Using that code exactly, you can't detect when the image gets removed and do something when it occurs - its asynchronous removal is disconnected from the outer Promise chain.

The article's recommendation to fix it is to have the constructed Promise resolve when .remove() is called:

setTimeout(() => {
  img.remove();
  resolve(githubUser);
}, 3000);

Or you could put more code inside the setTimeout to run exactly when the image gets removed.

setTimeout(() => {
  img.remove();
  console.log('removed');
}, 3000);

If you don't do either of the above, and instead have just the setTimeout(() => img.remove(), 3000);, the asynchronous action that occurs after 3 seconds can't do anything except remove the image - which is usually a mistake.
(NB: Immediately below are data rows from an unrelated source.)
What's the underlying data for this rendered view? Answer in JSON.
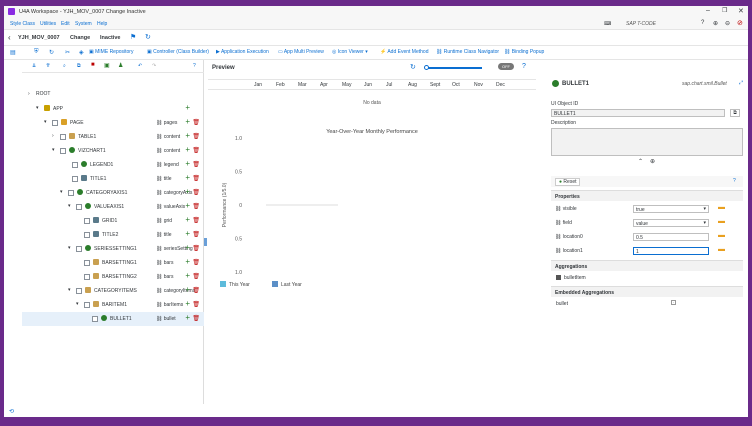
{
  "app": {
    "title": "U4A Workspace - YJH_MOV_0007 Change Inactive"
  },
  "menu": [
    "Style Class",
    "Utilities",
    "Edit",
    "System",
    "Help"
  ],
  "tcode": {
    "label": "SAP T-CODE"
  },
  "header": {
    "app_id": "YJH_MOV_0007",
    "mode": "Change",
    "status": "Inactive"
  },
  "toolbar": {
    "mime": "MIME Repository",
    "controller": "Controller (Class Builder)",
    "app_exec": "Application Execution",
    "multi": "App Multi Preview",
    "icon_viewer": "Icon Viewer",
    "add_event": "Add Event Method",
    "runtime": "Runtime Class Navigator",
    "binding": "Binding Popup"
  },
  "tree": [
    {
      "label": "ROOT",
      "tag": ""
    },
    {
      "label": "APP",
      "tag": ""
    },
    {
      "label": "PAGE",
      "tag": "pages"
    },
    {
      "label": "TABLE1",
      "tag": "content"
    },
    {
      "label": "VIZCHART1",
      "tag": "content"
    },
    {
      "label": "LEGEND1",
      "tag": "legend"
    },
    {
      "label": "TITLE1",
      "tag": "title"
    },
    {
      "label": "CATEGORYAXIS1",
      "tag": "categoryAxis"
    },
    {
      "label": "VALUEAXIS1",
      "tag": "valueAxis"
    },
    {
      "label": "GRID1",
      "tag": "grid"
    },
    {
      "label": "TITLE2",
      "tag": "title"
    },
    {
      "label": "SERIESSETTING1",
      "tag": "seriesSetting"
    },
    {
      "label": "BARSETTING1",
      "tag": "bars"
    },
    {
      "label": "BARSETTING2",
      "tag": "bars"
    },
    {
      "label": "CATEGORYITEMS",
      "tag": "categoryItems"
    },
    {
      "label": "BARITEM1",
      "tag": "barItems"
    },
    {
      "label": "BULLET1",
      "tag": "bullet"
    }
  ],
  "preview": {
    "title": "Preview",
    "months": [
      "Jan",
      "Feb",
      "Mar",
      "Apr",
      "May",
      "Jun",
      "Jul",
      "Aug",
      "Sept",
      "Oct",
      "Nov",
      "Dec"
    ],
    "nodata": "No data",
    "toggle": "OFF"
  },
  "chart_data": {
    "type": "bar",
    "title": "Year-Over-Year Monthly Performance",
    "ylabel": "Performance (1/5.0)",
    "ticks": [
      "1.0",
      "0.5",
      "0",
      "0.5",
      "1.0"
    ],
    "legend": [
      {
        "name": "This Year",
        "color": "#5dbbdb"
      },
      {
        "name": "Last Year",
        "color": "#5b8fc7"
      }
    ],
    "series": []
  },
  "right": {
    "title": "BULLET1",
    "lib": "sap.chart.smil.Bullet",
    "objid_label": "UI Object ID",
    "objid_value": "BULLET1",
    "desc_label": "Description",
    "reset": "Reset",
    "props_header": "Properties",
    "props": [
      {
        "name": "visible",
        "value": "true",
        "select": true
      },
      {
        "name": "field",
        "value": "value",
        "select": true
      },
      {
        "name": "location0",
        "value": "0.5",
        "select": false
      },
      {
        "name": "location1",
        "value": "1",
        "select": false
      }
    ],
    "agg_header": "Aggregations",
    "agg_item": "bulletItem",
    "emb_header": "Embedded Aggregations",
    "emb_item": "bullet"
  }
}
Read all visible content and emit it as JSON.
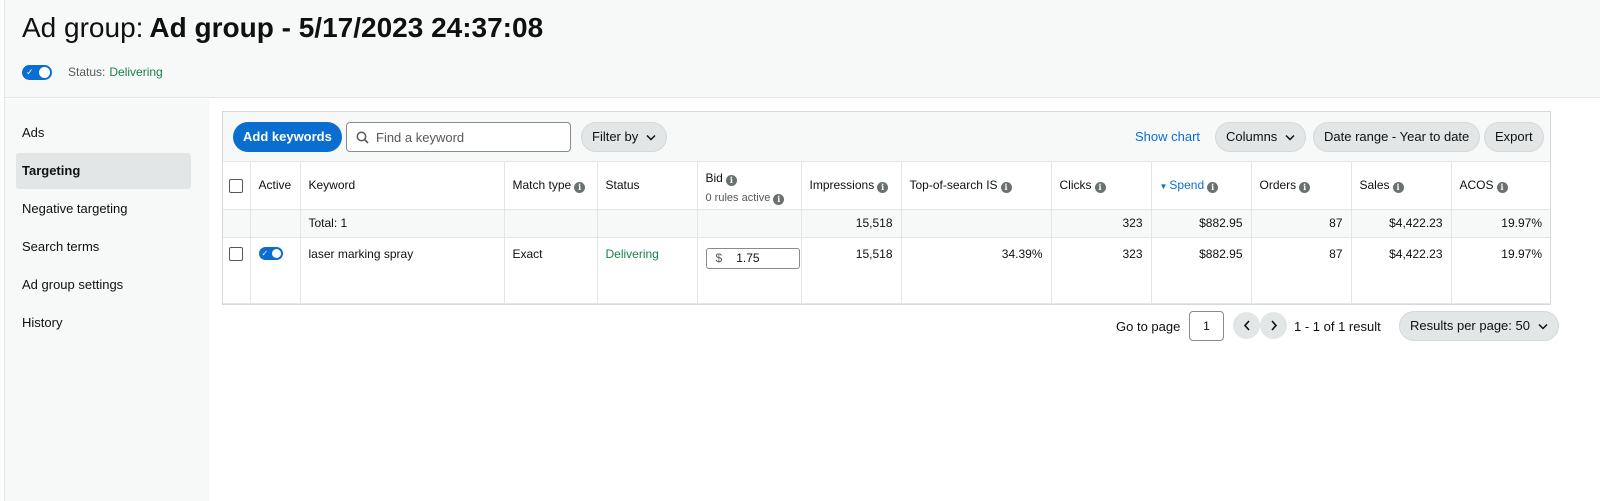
{
  "header": {
    "title_prefix": "Ad group:",
    "title_name": "Ad group - 5/17/2023 24:37:08",
    "status_label": "Status:",
    "status_value": "Delivering"
  },
  "sidebar": {
    "items": [
      {
        "label": "Ads",
        "active": false
      },
      {
        "label": "Targeting",
        "active": true
      },
      {
        "label": "Negative targeting",
        "active": false
      },
      {
        "label": "Search terms",
        "active": false
      },
      {
        "label": "Ad group settings",
        "active": false
      },
      {
        "label": "History",
        "active": false
      }
    ]
  },
  "toolbar": {
    "add_keywords": "Add keywords",
    "search_placeholder": "Find a keyword",
    "filter_by": "Filter by",
    "show_chart": "Show chart",
    "columns": "Columns",
    "date_range": "Date range - Year to date",
    "export": "Export"
  },
  "table": {
    "headers": {
      "active": "Active",
      "keyword": "Keyword",
      "match_type": "Match type",
      "status": "Status",
      "bid": "Bid",
      "bid_sub": "0 rules active",
      "impressions": "Impressions",
      "top_of_search": "Top-of-search IS",
      "clicks": "Clicks",
      "spend": "Spend",
      "orders": "Orders",
      "sales": "Sales",
      "acos": "ACOS"
    },
    "total": {
      "label": "Total: 1",
      "impressions": "15,518",
      "clicks": "323",
      "spend": "$882.95",
      "orders": "87",
      "sales": "$4,422.23",
      "acos": "19.97%"
    },
    "rows": [
      {
        "keyword": "laser marking spray",
        "match_type": "Exact",
        "status": "Delivering",
        "bid_currency": "$",
        "bid": "1.75",
        "impressions": "15,518",
        "top_of_search": "34.39%",
        "clicks": "323",
        "spend": "$882.95",
        "orders": "87",
        "sales": "$4,422.23",
        "acos": "19.97%"
      }
    ]
  },
  "pagination": {
    "goto_label": "Go to page",
    "page": "1",
    "range": "1 - 1 of 1 result",
    "results_per_page": "Results per page: 50"
  },
  "colors": {
    "accent": "#0a6ed1",
    "status_green": "#1a7f47"
  }
}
For example, if you wanted to chain another .then onto it which runs when the image gets removed, and the image needs to be removed after 3 seconds

.then(() => {
  // what logic to put in here to ensure next .then runs after 3 seconds?
  setTimeout(() => {
    img.remove();
  }, 3000);
})
.then(() => {
  console.log('image removed');
});

When inside a .then, to have the next .then run after a delay, you must return a Promise from the above .then, and that Promise must resolve after the delay is over.

.then(() => {
  // what logic to put in here to ensure next .then runs after 3 seconds?
  return new Promise((resolve) => {
    setTimeout(() => {
      img.remove();
    }, 3000);
  });
.then(() => {
  console.log('image removed');
});

If you don't return a Promise from the upper .then, or if you don't return anything at all, the lower .then will run immediately, as soon as the upper .then finishes, which you don't want.